Over 4 million UK residents have decided to move abroad in the last decade and unfortunately, recent problems in the strength of the GBP has affected those who rely on their UK pension. UK residents still decide to move abroad in search of a better life with the likes of Spain, Portugal and the Canary Islands leading the list of destinations. They are not tax havens however the likes of France, Spain, Portugal, Malta and Cyprus do still have their own tax advantages for people looking to move money over there.
There are important things to think of when living abroad that many people just don’t feel like they are able to do it when they start to get older but the truth is that there’s no better time. If you are even contemplating it, make a pros and cons list and see which one wins and by how much (I know, very cliche but it’s cliche for a reason – it works!). Talk to your friends and family and see what they say about the possibility of you moving abroad, you may find that many of them are excited for you (and for themselves if they get to come and stay!).
Once you have decided to go, make a list of the steps. Firstly you’ll need to choose a destination. Then think about the requirements to move to that destination, for example Australia allows only qualifying individuals to emigrate. Keep that checklist going until you reach the actual moving stage. Then when you finish the list, start ticking things off!

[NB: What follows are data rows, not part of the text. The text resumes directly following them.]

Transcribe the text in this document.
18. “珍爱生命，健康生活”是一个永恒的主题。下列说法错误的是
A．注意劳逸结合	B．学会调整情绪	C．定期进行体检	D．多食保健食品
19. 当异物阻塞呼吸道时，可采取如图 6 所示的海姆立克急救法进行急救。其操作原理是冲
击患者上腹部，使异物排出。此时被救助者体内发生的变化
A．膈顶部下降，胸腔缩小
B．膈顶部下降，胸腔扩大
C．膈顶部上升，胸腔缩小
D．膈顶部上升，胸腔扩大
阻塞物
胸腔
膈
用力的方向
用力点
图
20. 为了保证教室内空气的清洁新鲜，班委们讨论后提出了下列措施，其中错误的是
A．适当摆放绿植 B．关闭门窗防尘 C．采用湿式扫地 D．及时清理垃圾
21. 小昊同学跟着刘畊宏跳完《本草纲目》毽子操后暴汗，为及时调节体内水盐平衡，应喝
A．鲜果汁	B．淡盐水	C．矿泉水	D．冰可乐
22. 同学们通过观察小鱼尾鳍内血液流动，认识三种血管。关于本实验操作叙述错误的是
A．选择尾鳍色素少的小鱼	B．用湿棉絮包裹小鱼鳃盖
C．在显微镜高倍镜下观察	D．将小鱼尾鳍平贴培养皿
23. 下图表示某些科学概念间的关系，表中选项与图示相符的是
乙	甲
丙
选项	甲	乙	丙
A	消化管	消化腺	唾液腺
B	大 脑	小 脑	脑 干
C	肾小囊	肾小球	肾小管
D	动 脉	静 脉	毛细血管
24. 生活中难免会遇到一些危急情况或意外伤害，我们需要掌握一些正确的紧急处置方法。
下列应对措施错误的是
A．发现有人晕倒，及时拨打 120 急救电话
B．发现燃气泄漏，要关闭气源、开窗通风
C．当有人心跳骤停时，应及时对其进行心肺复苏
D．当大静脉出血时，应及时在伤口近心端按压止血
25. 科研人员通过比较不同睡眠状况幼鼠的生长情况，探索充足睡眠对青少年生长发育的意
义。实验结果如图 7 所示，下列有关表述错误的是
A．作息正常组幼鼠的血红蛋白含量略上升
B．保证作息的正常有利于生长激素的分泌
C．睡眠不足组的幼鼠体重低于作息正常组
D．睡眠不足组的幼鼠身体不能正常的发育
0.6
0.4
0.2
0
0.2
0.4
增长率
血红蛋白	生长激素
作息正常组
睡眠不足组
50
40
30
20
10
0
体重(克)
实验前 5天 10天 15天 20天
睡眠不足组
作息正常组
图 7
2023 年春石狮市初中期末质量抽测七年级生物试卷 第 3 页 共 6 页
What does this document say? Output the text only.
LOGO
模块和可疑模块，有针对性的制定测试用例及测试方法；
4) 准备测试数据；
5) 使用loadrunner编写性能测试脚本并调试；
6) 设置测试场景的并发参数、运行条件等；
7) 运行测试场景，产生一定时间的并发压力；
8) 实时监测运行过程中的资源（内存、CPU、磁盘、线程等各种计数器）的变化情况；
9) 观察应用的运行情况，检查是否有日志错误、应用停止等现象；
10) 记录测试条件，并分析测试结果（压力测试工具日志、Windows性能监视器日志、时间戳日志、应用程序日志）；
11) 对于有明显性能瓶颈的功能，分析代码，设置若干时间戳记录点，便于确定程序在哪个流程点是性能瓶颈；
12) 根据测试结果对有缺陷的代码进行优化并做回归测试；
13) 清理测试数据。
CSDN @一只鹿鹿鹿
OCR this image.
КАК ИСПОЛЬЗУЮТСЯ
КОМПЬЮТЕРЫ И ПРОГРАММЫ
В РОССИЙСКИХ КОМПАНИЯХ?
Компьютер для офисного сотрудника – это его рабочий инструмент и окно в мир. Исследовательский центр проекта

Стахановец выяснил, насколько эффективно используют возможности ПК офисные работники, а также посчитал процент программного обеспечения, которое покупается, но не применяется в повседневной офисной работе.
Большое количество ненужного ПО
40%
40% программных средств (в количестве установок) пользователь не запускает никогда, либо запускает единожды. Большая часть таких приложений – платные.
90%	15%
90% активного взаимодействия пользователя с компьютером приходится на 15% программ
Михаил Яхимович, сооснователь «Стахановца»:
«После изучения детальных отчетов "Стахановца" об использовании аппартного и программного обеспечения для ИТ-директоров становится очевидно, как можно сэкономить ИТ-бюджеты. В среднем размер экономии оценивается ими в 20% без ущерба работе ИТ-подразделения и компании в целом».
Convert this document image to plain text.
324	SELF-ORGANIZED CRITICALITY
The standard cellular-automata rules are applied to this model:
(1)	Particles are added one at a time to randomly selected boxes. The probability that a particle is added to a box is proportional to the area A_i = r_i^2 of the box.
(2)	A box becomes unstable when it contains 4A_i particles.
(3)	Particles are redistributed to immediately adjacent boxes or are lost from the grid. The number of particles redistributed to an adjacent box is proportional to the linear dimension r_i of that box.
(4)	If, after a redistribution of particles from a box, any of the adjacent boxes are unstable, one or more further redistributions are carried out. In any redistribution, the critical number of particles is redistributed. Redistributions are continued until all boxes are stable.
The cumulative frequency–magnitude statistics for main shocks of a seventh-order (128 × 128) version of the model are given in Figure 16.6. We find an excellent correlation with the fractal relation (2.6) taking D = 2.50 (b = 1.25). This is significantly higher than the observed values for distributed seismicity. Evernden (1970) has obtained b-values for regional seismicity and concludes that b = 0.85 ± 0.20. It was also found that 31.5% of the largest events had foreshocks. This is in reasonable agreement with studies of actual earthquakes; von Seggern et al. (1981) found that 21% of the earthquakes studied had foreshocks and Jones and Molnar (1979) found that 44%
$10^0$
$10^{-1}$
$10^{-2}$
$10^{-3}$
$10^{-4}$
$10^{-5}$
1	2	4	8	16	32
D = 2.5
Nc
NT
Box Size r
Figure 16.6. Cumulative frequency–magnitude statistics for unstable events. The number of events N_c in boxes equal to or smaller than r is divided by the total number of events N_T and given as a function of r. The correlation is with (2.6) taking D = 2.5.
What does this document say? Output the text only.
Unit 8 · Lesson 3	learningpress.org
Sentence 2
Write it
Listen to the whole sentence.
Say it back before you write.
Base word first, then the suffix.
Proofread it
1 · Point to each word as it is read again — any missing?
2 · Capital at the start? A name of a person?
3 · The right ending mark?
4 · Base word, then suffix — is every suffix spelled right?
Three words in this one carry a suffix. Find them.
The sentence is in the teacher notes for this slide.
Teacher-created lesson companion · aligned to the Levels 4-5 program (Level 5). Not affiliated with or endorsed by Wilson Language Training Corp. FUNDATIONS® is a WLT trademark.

One of the advantages to moving abroad is unlike in the United Kingdom where by the time a pensioner reaches 75 they are forced to buy an annuity or to go into a restrictive alternative secured pension regime, this is not compulsory if you are living abroad. These pensions don’t have any enforced annuity purchasing and allow users much more flexibility to invest their money into residential property and withdraw as much or as little as they require.
To move your pension to a different country to benefit from their advantages, the first thing you need to do is transfer the amount to a qualifying and recognised foreign overseas pension plan. Once the money is in the scheme, it is outside Revenue and Customs jurisdiction so the rules no longer apply. However, the provider of the pension will continue to report details of the pension to the HMRC but will only do so until you have been a resident outside of the UK for five years.